On Thursday, Beijing offered its role to de-escalate tensions between Pakistan and Iran, after the two neighbors launched airstrikes against “terrorists” in each other’s territory.

“Iran and Pakistan are close neighbors and friendly countries to China, holding significant influence,” Foreign Ministry spokeswoman Mao Ning said, adding “China is willing to play a constructive role in de-escalating the situation if it is deemed necessary.”

When asked about Pakistan’s airstrikes inside Iran, Mao said: “We don’t have any information on this, but (China) is closely monitoring the situation,” China’s official mouthpiece Global Times quoted her as saying.

Earlier, Pakistan said it carried out a series of “highly coordinated and specifically targeted precision military strikes” against “terrorist hideouts” in Iran’s Sistan-Baluchistan province, killing several terrorists.

According to the Pakistani military, its aircraft and drones flew some 20 km inside Iran to hit the terrorist hideouts.

When Iran’s several pleas failed, it launched attacks in Pakistan targeting what it described as bases for the militant group Jaish al-Adl in the border town of Panjgur in Baluchistan, prompting strong condemnation from Islamabad.

Pakistan also recalled its ambassador to Tehran, suspended high-level visits with Tehran, and blocked the return of the Iranian ambassador to Islamabad.

This week’s exchange of deadly airstrikes on militant targets heightened regional tensions, already strained by the conflict between Israel and Hamas in Gaza.

But, Pakistan and Iran on Friday agreed to de-escalate tensions.

The international community, including the United Nations and the United States, called for restraint, while China played a behind—the—scenes role.

A telephonic conversation between Pakistan’s Foreign Minister Jalil Abbas Jilani, and his Iranian counterpart Hossein Amir-Abdollahian paved the way for the two neighbors to defuse the situation.

A joint statement released by Islamabad’s foreign ministry highlighted their agreement to “de-escalate the situation” and strengthen coordination on counter-terrorism and other mutual concerns.

“The Foreign Minister stressed that respect for territorial integrity and sovereignty must underpin this cooperation,” the Pakistani foreign ministry said.

The Baluchistan region shared between Pakistan and Iran, has long been a hotspot for militant activities.

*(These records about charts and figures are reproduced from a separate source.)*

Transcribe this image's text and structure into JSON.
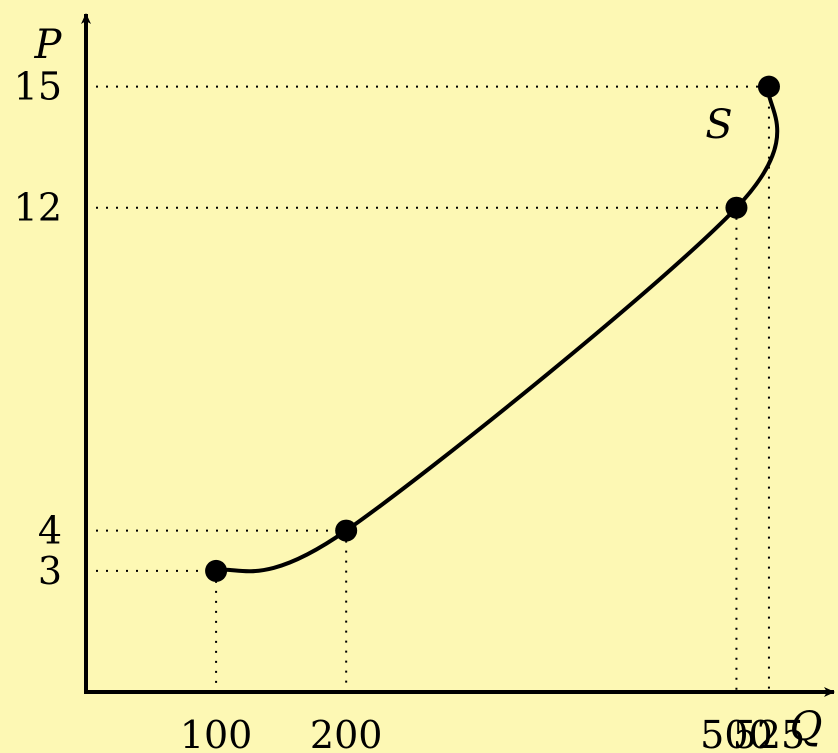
{
  "chart_data": {
    "type": "line",
    "title": "",
    "xlabel": "Q",
    "ylabel": "P",
    "curve_label": "S",
    "xlim": [
      0,
      575
    ],
    "ylim": [
      0,
      16.8
    ],
    "grid": false,
    "guide_lines": "dotted",
    "points": [
      {
        "x": 100,
        "y": 3,
        "x_label": "100",
        "y_label": "3"
      },
      {
        "x": 200,
        "y": 4,
        "x_label": "200",
        "y_label": "4"
      },
      {
        "x": 500,
        "y": 12,
        "x_label": "500",
        "y_label": "12"
      },
      {
        "x": 525,
        "y": 15,
        "x_label": "525",
        "y_label": "15"
      }
    ],
    "colors": {
      "background": "#fdf8b4",
      "curve": "#000000",
      "points": "#000000"
    }
  }
}
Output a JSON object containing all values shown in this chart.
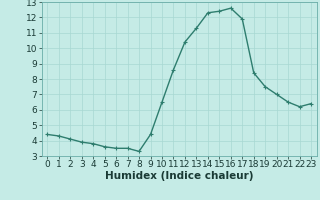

Pakistan’s caretaker Prime Minister Anwaar-ul-Haq Kakar held an emergency security meeting, cutting short his visit to the World Economic Forum in Davos, Switzerland, as the General Elections to the National Assembly are scheduled to take place on February 8. Kakar had met the Iranian Foreign Minister in Davos just before Tehran’s attack in Baluchistan.

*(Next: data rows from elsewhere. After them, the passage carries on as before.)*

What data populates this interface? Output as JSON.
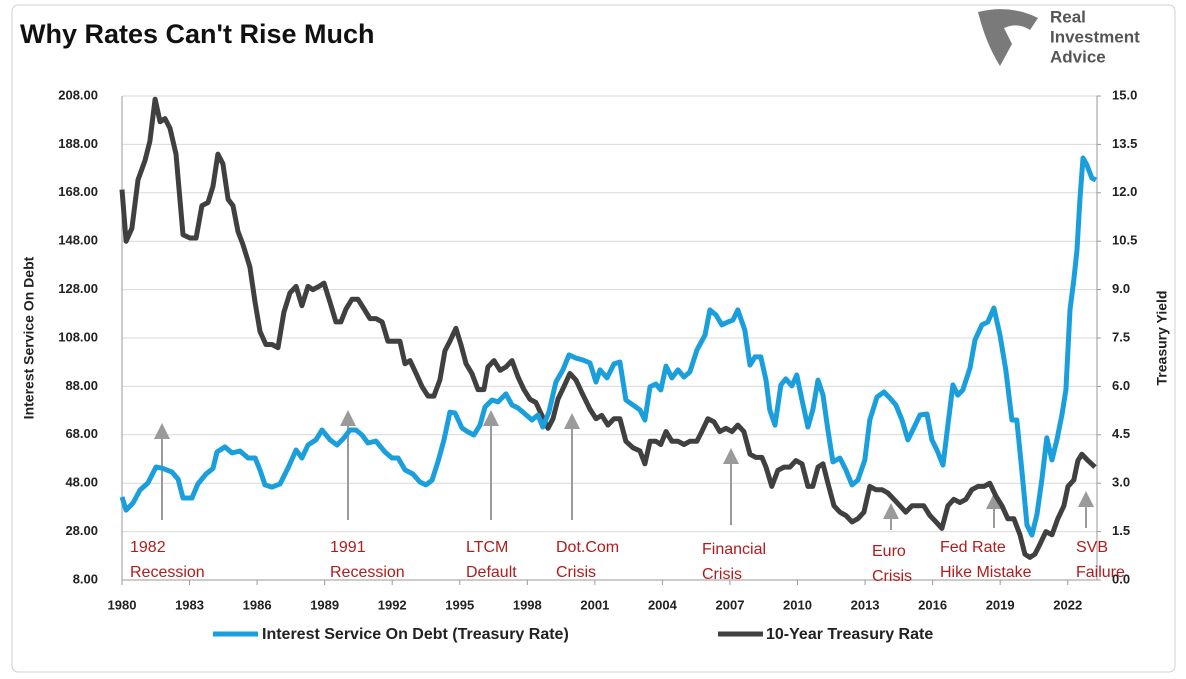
{
  "chart_data": {
    "type": "line",
    "title": "Why Rates Can't Rise Much",
    "logo": [
      "Real",
      "Investment",
      "Advice"
    ],
    "y_label": "Interest Service On Debt",
    "y2_label": "Treasury Yield",
    "xlim": [
      1980,
      2023.3
    ],
    "xticks": [
      1980,
      1983,
      1986,
      1989,
      1992,
      1995,
      1998,
      2001,
      2004,
      2007,
      2010,
      2013,
      2016,
      2019,
      2022
    ],
    "ylim": [
      8,
      208
    ],
    "yticks": [
      {
        "value": 8,
        "label": "8.00"
      },
      {
        "value": 28,
        "label": "28.00"
      },
      {
        "value": 48,
        "label": "48.00"
      },
      {
        "value": 68,
        "label": "68.00"
      },
      {
        "value": 88,
        "label": "88.00"
      },
      {
        "value": 108,
        "label": "108.00"
      },
      {
        "value": 128,
        "label": "128.00"
      },
      {
        "value": 148,
        "label": "148.00"
      },
      {
        "value": 168,
        "label": "168.00"
      },
      {
        "value": 188,
        "label": "188.00"
      },
      {
        "value": 208,
        "label": "208.00"
      }
    ],
    "y2lim": [
      0,
      15
    ],
    "y2ticks": [
      {
        "value": 0,
        "label": "0.0"
      },
      1.5,
      {
        "value": 3,
        "label": "3.0"
      },
      4.5,
      {
        "value": 6,
        "label": "6.0"
      },
      7.5,
      {
        "value": 9,
        "label": "9.0"
      },
      10.5,
      {
        "value": 12,
        "label": "12.0"
      },
      13.5,
      {
        "value": 15,
        "label": "15.0"
      }
    ],
    "grid": true,
    "legend": "bottom",
    "series": [
      {
        "name": "Interest Service On Debt (Treasury Rate)",
        "color": "#1a9fdc",
        "x": [
          1980.0,
          1980.18,
          1980.49,
          1980.8,
          1981.15,
          1981.51,
          1981.82,
          1982.22,
          1982.49,
          1982.71,
          1983.11,
          1983.37,
          1983.73,
          1984.04,
          1984.22,
          1984.57,
          1984.88,
          1985.24,
          1985.6,
          1985.91,
          1986.13,
          1986.35,
          1986.66,
          1987.02,
          1987.37,
          1987.73,
          1987.99,
          1988.26,
          1988.61,
          1988.88,
          1989.24,
          1989.55,
          1989.86,
          1990.12,
          1990.39,
          1990.66,
          1990.92,
          1991.28,
          1991.68,
          1991.99,
          1992.26,
          1992.57,
          1992.92,
          1993.23,
          1993.5,
          1993.77,
          1994.03,
          1994.3,
          1994.56,
          1994.79,
          1995.1,
          1995.36,
          1995.63,
          1995.9,
          1996.12,
          1996.43,
          1996.7,
          1997.05,
          1997.32,
          1997.58,
          1997.9,
          1998.21,
          1998.47,
          1998.69,
          1998.96,
          1999.27,
          1999.58,
          1999.85,
          2000.16,
          2000.47,
          2000.78,
          2001.05,
          2001.23,
          2001.54,
          2001.85,
          2002.11,
          2002.38,
          2002.69,
          2003.0,
          2003.22,
          2003.45,
          2003.71,
          2003.93,
          2004.16,
          2004.42,
          2004.69,
          2004.96,
          2005.22,
          2005.53,
          2005.89,
          2006.11,
          2006.38,
          2006.64,
          2006.91,
          2007.13,
          2007.35,
          2007.66,
          2007.89,
          2008.11,
          2008.37,
          2008.6,
          2008.77,
          2009.0,
          2009.26,
          2009.48,
          2009.75,
          2009.97,
          2010.2,
          2010.46,
          2010.68,
          2010.91,
          2011.13,
          2011.35,
          2011.57,
          2011.88,
          2012.15,
          2012.42,
          2012.68,
          2012.99,
          2013.21,
          2013.53,
          2013.84,
          2014.1,
          2014.37,
          2014.64,
          2014.9,
          2015.12,
          2015.44,
          2015.75,
          2015.97,
          2016.19,
          2016.46,
          2016.68,
          2016.9,
          2017.12,
          2017.34,
          2017.66,
          2017.88,
          2018.19,
          2018.45,
          2018.72,
          2018.99,
          2019.25,
          2019.52,
          2019.74,
          2019.96,
          2020.19,
          2020.41,
          2020.63,
          2020.85,
          2021.07,
          2021.3,
          2021.52,
          2021.74,
          2021.92,
          2022.1,
          2022.27,
          2022.41,
          2022.54,
          2022.68,
          2022.85,
          2023.07,
          2023.25
        ],
        "values": [
          42.3,
          36.9,
          39.8,
          45.2,
          48.1,
          54.7,
          54.1,
          52.6,
          49.7,
          41.9,
          41.9,
          47.7,
          51.8,
          54.1,
          60.9,
          63,
          60.5,
          61.3,
          58.4,
          58.4,
          53.5,
          47.3,
          46.4,
          47.7,
          54.3,
          61.7,
          58.4,
          63.8,
          65.9,
          70,
          65.9,
          63.8,
          66.7,
          70,
          70,
          67.9,
          64.6,
          65.4,
          60.9,
          58.4,
          58.4,
          53.5,
          51.8,
          48.5,
          47.3,
          49.3,
          56.8,
          65.9,
          77.4,
          77,
          70.8,
          69.2,
          67.9,
          72,
          79.5,
          82.4,
          81.6,
          84.9,
          80.3,
          79.1,
          76.6,
          74.1,
          76.2,
          71.2,
          77.4,
          89.8,
          94.8,
          101,
          99.7,
          98.9,
          97.7,
          89.8,
          94.8,
          91.5,
          97.3,
          98.1,
          82.4,
          80.3,
          78.3,
          74.1,
          87.8,
          89,
          86.5,
          96.4,
          91.5,
          94.8,
          91.9,
          94,
          103,
          109.2,
          119.6,
          117.5,
          113.4,
          114.6,
          115.4,
          119.6,
          111.3,
          96.8,
          100.2,
          100.2,
          90.6,
          78.3,
          72,
          88.6,
          91.1,
          88.2,
          92.7,
          82.4,
          71.2,
          78.3,
          90.6,
          84.4,
          70,
          56.8,
          58.4,
          53.5,
          47.3,
          49.3,
          57.6,
          74.1,
          83.6,
          85.7,
          83.2,
          80.3,
          74.1,
          65.9,
          70,
          76.2,
          76.6,
          65.9,
          61.7,
          55.5,
          72,
          88.6,
          84.4,
          86.5,
          95.6,
          107.2,
          113.4,
          114.6,
          120.4,
          109.2,
          94.8,
          74.1,
          74.1,
          53.5,
          30.7,
          26.6,
          34.9,
          49.3,
          66.7,
          57.6,
          65.9,
          76.2,
          86.5,
          119.6,
          132,
          144.4,
          165.1,
          182.4,
          179.5,
          174.1,
          173.3
        ]
      },
      {
        "name": "10-Year Treasury Rate",
        "color": "#404040",
        "axis": "y2",
        "x": [
          1980.0,
          1980.18,
          1980.44,
          1980.71,
          1981.02,
          1981.24,
          1981.47,
          1981.69,
          1981.91,
          1982.13,
          1982.4,
          1982.71,
          1983.02,
          1983.29,
          1983.55,
          1983.82,
          1984.04,
          1984.26,
          1984.48,
          1984.71,
          1984.93,
          1985.15,
          1985.37,
          1985.68,
          1985.91,
          1986.13,
          1986.39,
          1986.66,
          1986.93,
          1987.19,
          1987.46,
          1987.73,
          1987.99,
          1988.26,
          1988.48,
          1988.75,
          1988.97,
          1989.24,
          1989.5,
          1989.72,
          1989.95,
          1990.21,
          1990.48,
          1990.75,
          1991.01,
          1991.28,
          1991.55,
          1991.81,
          1992.08,
          1992.34,
          1992.57,
          1992.79,
          1993.06,
          1993.32,
          1993.59,
          1993.85,
          1994.12,
          1994.34,
          1994.56,
          1994.83,
          1995.05,
          1995.28,
          1995.54,
          1995.81,
          1996.07,
          1996.25,
          1996.52,
          1996.79,
          1997.05,
          1997.32,
          1997.58,
          1997.85,
          1998.12,
          1998.38,
          1998.65,
          1998.92,
          1999.14,
          1999.36,
          1999.63,
          1999.89,
          2000.16,
          2000.43,
          2000.78,
          2001.05,
          2001.31,
          2001.58,
          2001.85,
          2002.11,
          2002.38,
          2002.69,
          2003.0,
          2003.22,
          2003.45,
          2003.71,
          2003.93,
          2004.16,
          2004.42,
          2004.69,
          2004.96,
          2005.22,
          2005.53,
          2005.75,
          2006.02,
          2006.29,
          2006.55,
          2006.82,
          2007.09,
          2007.35,
          2007.62,
          2007.89,
          2008.15,
          2008.42,
          2008.6,
          2008.86,
          2009.13,
          2009.4,
          2009.66,
          2009.93,
          2010.2,
          2010.46,
          2010.68,
          2010.91,
          2011.13,
          2011.35,
          2011.62,
          2011.88,
          2012.15,
          2012.42,
          2012.68,
          2012.95,
          2013.21,
          2013.48,
          2013.75,
          2014.01,
          2014.28,
          2014.55,
          2014.81,
          2015.08,
          2015.35,
          2015.61,
          2015.88,
          2016.15,
          2016.41,
          2016.68,
          2016.94,
          2017.21,
          2017.48,
          2017.74,
          2018.01,
          2018.28,
          2018.54,
          2018.81,
          2019.08,
          2019.34,
          2019.61,
          2019.88,
          2020.1,
          2020.32,
          2020.54,
          2020.76,
          2021.03,
          2021.3,
          2021.56,
          2021.83,
          2022.01,
          2022.27,
          2022.45,
          2022.63,
          2022.9,
          2023.21
        ],
        "values": [
          12.1,
          10.5,
          10.9,
          12.4,
          13.0,
          13.6,
          14.9,
          14.2,
          14.3,
          14.0,
          13.2,
          10.7,
          10.6,
          10.6,
          11.6,
          11.7,
          12.2,
          13.2,
          12.9,
          11.8,
          11.6,
          10.8,
          10.4,
          9.7,
          8.6,
          7.7,
          7.3,
          7.3,
          7.2,
          8.3,
          8.9,
          9.1,
          8.5,
          9.1,
          9.0,
          9.1,
          9.2,
          8.6,
          8.0,
          8.0,
          8.4,
          8.7,
          8.7,
          8.4,
          8.1,
          8.1,
          8.0,
          7.4,
          7.4,
          7.4,
          6.7,
          6.8,
          6.4,
          6.0,
          5.7,
          5.7,
          6.2,
          7.1,
          7.4,
          7.8,
          7.3,
          6.7,
          6.4,
          5.9,
          5.9,
          6.6,
          6.8,
          6.5,
          6.6,
          6.8,
          6.3,
          5.9,
          5.6,
          5.5,
          5.1,
          4.7,
          5.0,
          5.6,
          6.0,
          6.4,
          6.2,
          5.8,
          5.3,
          5.0,
          5.1,
          4.8,
          5.0,
          5.0,
          4.3,
          4.1,
          4.0,
          3.6,
          4.3,
          4.3,
          4.2,
          4.6,
          4.3,
          4.3,
          4.2,
          4.3,
          4.3,
          4.6,
          5.0,
          4.9,
          4.6,
          4.7,
          4.6,
          4.8,
          4.6,
          3.9,
          3.8,
          3.8,
          3.5,
          2.9,
          3.4,
          3.5,
          3.5,
          3.7,
          3.6,
          2.9,
          2.9,
          3.5,
          3.6,
          3.0,
          2.3,
          2.1,
          2.0,
          1.8,
          1.9,
          2.1,
          2.9,
          2.8,
          2.8,
          2.7,
          2.5,
          2.3,
          2.1,
          2.3,
          2.3,
          2.3,
          2.0,
          1.8,
          1.6,
          2.3,
          2.5,
          2.4,
          2.5,
          2.8,
          2.9,
          2.9,
          3.0,
          2.6,
          2.3,
          1.9,
          1.9,
          1.4,
          0.8,
          0.7,
          0.8,
          1.1,
          1.5,
          1.4,
          1.9,
          2.3,
          2.9,
          3.1,
          3.7,
          3.9,
          3.7,
          3.5
        ]
      }
    ],
    "annotations": [
      [
        "1982",
        "Recession"
      ],
      [
        "1991",
        "Recession"
      ],
      [
        "LTCM",
        "Default"
      ],
      [
        "Dot.Com",
        "Crisis"
      ],
      [
        "Financial",
        "Crisis"
      ],
      [
        "Euro",
        "Crisis"
      ],
      [
        "Fed Rate",
        "Hike Mistake"
      ],
      [
        "SVB",
        "Failure"
      ]
    ]
  }
}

“The forum reiterated the unflinching resolve that sovereignty and territorial integrity of Pakistan are inviolable,” said a statement released by Kakar’s office. “Any attempt by anyone to breach it on any pretext will be responded with (the) full might of the state.”

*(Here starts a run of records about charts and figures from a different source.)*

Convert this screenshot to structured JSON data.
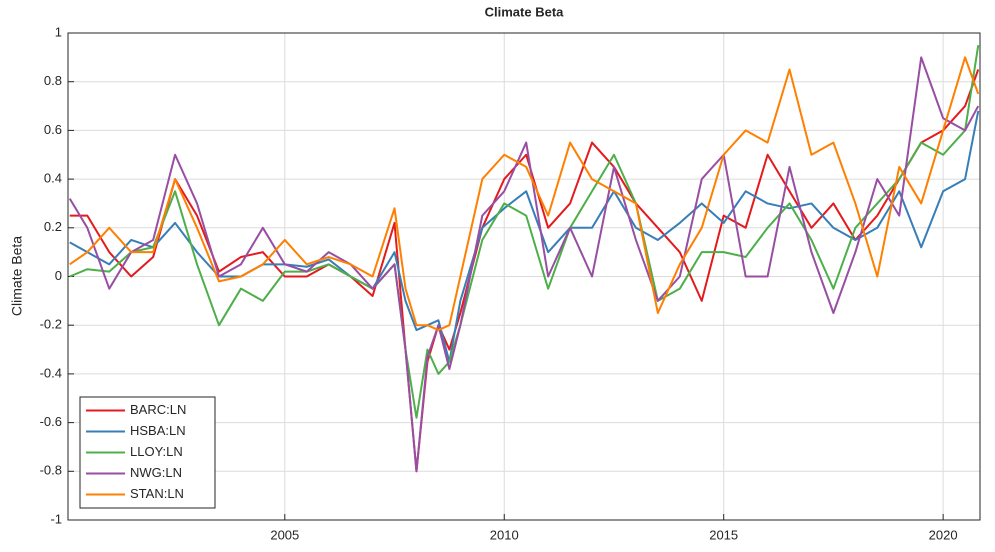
{
  "chart_data": {
    "type": "line",
    "title": "Climate Beta",
    "y_label": "Climate Beta",
    "x": [
      2000.1,
      2000.5,
      2001.0,
      2001.5,
      2002.0,
      2002.5,
      2003.0,
      2003.5,
      2004.0,
      2004.5,
      2005.0,
      2005.5,
      2006.0,
      2006.5,
      2007.0,
      2007.5,
      2007.75,
      2008.0,
      2008.25,
      2008.5,
      2008.75,
      2009.0,
      2009.5,
      2010.0,
      2010.5,
      2011.0,
      2011.5,
      2012.0,
      2012.5,
      2013.0,
      2013.5,
      2014.0,
      2014.5,
      2015.0,
      2015.5,
      2016.0,
      2016.5,
      2017.0,
      2017.5,
      2018.0,
      2018.5,
      2019.0,
      2019.5,
      2020.0,
      2020.5,
      2020.8
    ],
    "series": [
      {
        "name": "BARC:LN",
        "color": "#e41a1c",
        "values": [
          0.25,
          0.25,
          0.1,
          0.0,
          0.08,
          0.4,
          0.25,
          0.02,
          0.08,
          0.1,
          0.0,
          0.0,
          0.05,
          0.0,
          -0.08,
          0.22,
          -0.3,
          -0.8,
          -0.35,
          -0.2,
          -0.3,
          -0.15,
          0.2,
          0.4,
          0.5,
          0.2,
          0.3,
          0.55,
          0.45,
          0.3,
          0.2,
          0.1,
          -0.1,
          0.25,
          0.2,
          0.5,
          0.35,
          0.2,
          0.3,
          0.15,
          0.25,
          0.4,
          0.55,
          0.6,
          0.7,
          0.85
        ]
      },
      {
        "name": "HSBA:LN",
        "color": "#377eb8",
        "values": [
          0.14,
          0.1,
          0.05,
          0.15,
          0.12,
          0.22,
          0.1,
          0.0,
          0.0,
          0.05,
          0.05,
          0.04,
          0.07,
          0.0,
          -0.05,
          0.1,
          -0.1,
          -0.22,
          -0.2,
          -0.18,
          -0.35,
          -0.1,
          0.2,
          0.28,
          0.35,
          0.1,
          0.2,
          0.2,
          0.35,
          0.2,
          0.15,
          0.22,
          0.3,
          0.22,
          0.35,
          0.3,
          0.28,
          0.3,
          0.2,
          0.15,
          0.2,
          0.35,
          0.12,
          0.35,
          0.4,
          0.68
        ]
      },
      {
        "name": "LLOY:LN",
        "color": "#4daf4a",
        "values": [
          0.0,
          0.03,
          0.02,
          0.1,
          0.12,
          0.35,
          0.05,
          -0.2,
          -0.05,
          -0.1,
          0.02,
          0.02,
          0.05,
          0.0,
          -0.05,
          0.05,
          -0.3,
          -0.58,
          -0.3,
          -0.4,
          -0.35,
          -0.2,
          0.15,
          0.3,
          0.25,
          -0.05,
          0.2,
          0.35,
          0.5,
          0.3,
          -0.1,
          -0.05,
          0.1,
          0.1,
          0.08,
          0.2,
          0.3,
          0.15,
          -0.05,
          0.2,
          0.3,
          0.4,
          0.55,
          0.5,
          0.6,
          0.95
        ]
      },
      {
        "name": "NWG:LN",
        "color": "#984ea3",
        "values": [
          0.32,
          0.2,
          -0.05,
          0.1,
          0.15,
          0.5,
          0.3,
          0.0,
          0.05,
          0.2,
          0.05,
          0.02,
          0.1,
          0.05,
          -0.05,
          0.05,
          -0.3,
          -0.8,
          -0.33,
          -0.2,
          -0.38,
          -0.2,
          0.25,
          0.35,
          0.55,
          0.0,
          0.2,
          0.0,
          0.45,
          0.15,
          -0.1,
          0.0,
          0.4,
          0.5,
          0.0,
          0.0,
          0.45,
          0.1,
          -0.15,
          0.1,
          0.4,
          0.25,
          0.9,
          0.65,
          0.6,
          0.7
        ]
      },
      {
        "name": "STAN:LN",
        "color": "#ff7f00",
        "values": [
          0.05,
          0.1,
          0.2,
          0.1,
          0.1,
          0.4,
          0.2,
          -0.02,
          0.0,
          0.05,
          0.15,
          0.05,
          0.08,
          0.05,
          0.0,
          0.28,
          -0.05,
          -0.2,
          -0.2,
          -0.22,
          -0.2,
          0.0,
          0.4,
          0.5,
          0.45,
          0.25,
          0.55,
          0.4,
          0.35,
          0.3,
          -0.15,
          0.05,
          0.2,
          0.5,
          0.6,
          0.55,
          0.85,
          0.5,
          0.55,
          0.3,
          0.0,
          0.45,
          0.3,
          0.6,
          0.9,
          0.75
        ]
      }
    ],
    "xlim": [
      2000.06,
      2020.84
    ],
    "xticks": [
      2005,
      2010,
      2015,
      2020
    ],
    "ylim": [
      -1,
      1
    ],
    "yticks": [
      -1,
      -0.8,
      -0.6,
      -0.4,
      -0.2,
      0,
      0.2,
      0.4,
      0.6,
      0.8,
      1
    ],
    "grid": true,
    "legend": "southwest"
  }
}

“The meeting also concluded that in line with the universal principles governing the conduct of good neighborly relations, the two countries would mutually be able to overcome minor irritants through dialogue and diplomacy and pave the way to deepen their historic relations further,” the statement read.

The security meeting stressed that Pakistan and Iran should “address each other’s security concerns in the larger interest of regional peace and stability.”

Following the Iranian attack on Pakistan, India underlined its “zero tolerance” stance towards terrorism, but added it understands “actions that countries take in their self-defense.”

“This is a matter between Iran and Pakistan. Insofar as India is concerned, we have an uncompromising zero tolerance towards terrorism. We understand actions that countries take in their self-defense,” Foreign Ministry spokesperson Randhir Jaiswal told a press briefing.

Condemning Iran’s actions, the US State Department said, “I think it is a little rich… on one hand, Iran (is) the leading funder of terrorism in the region, and, on the other hand, (it claims) it needs to take these actions to counter-terrorism.”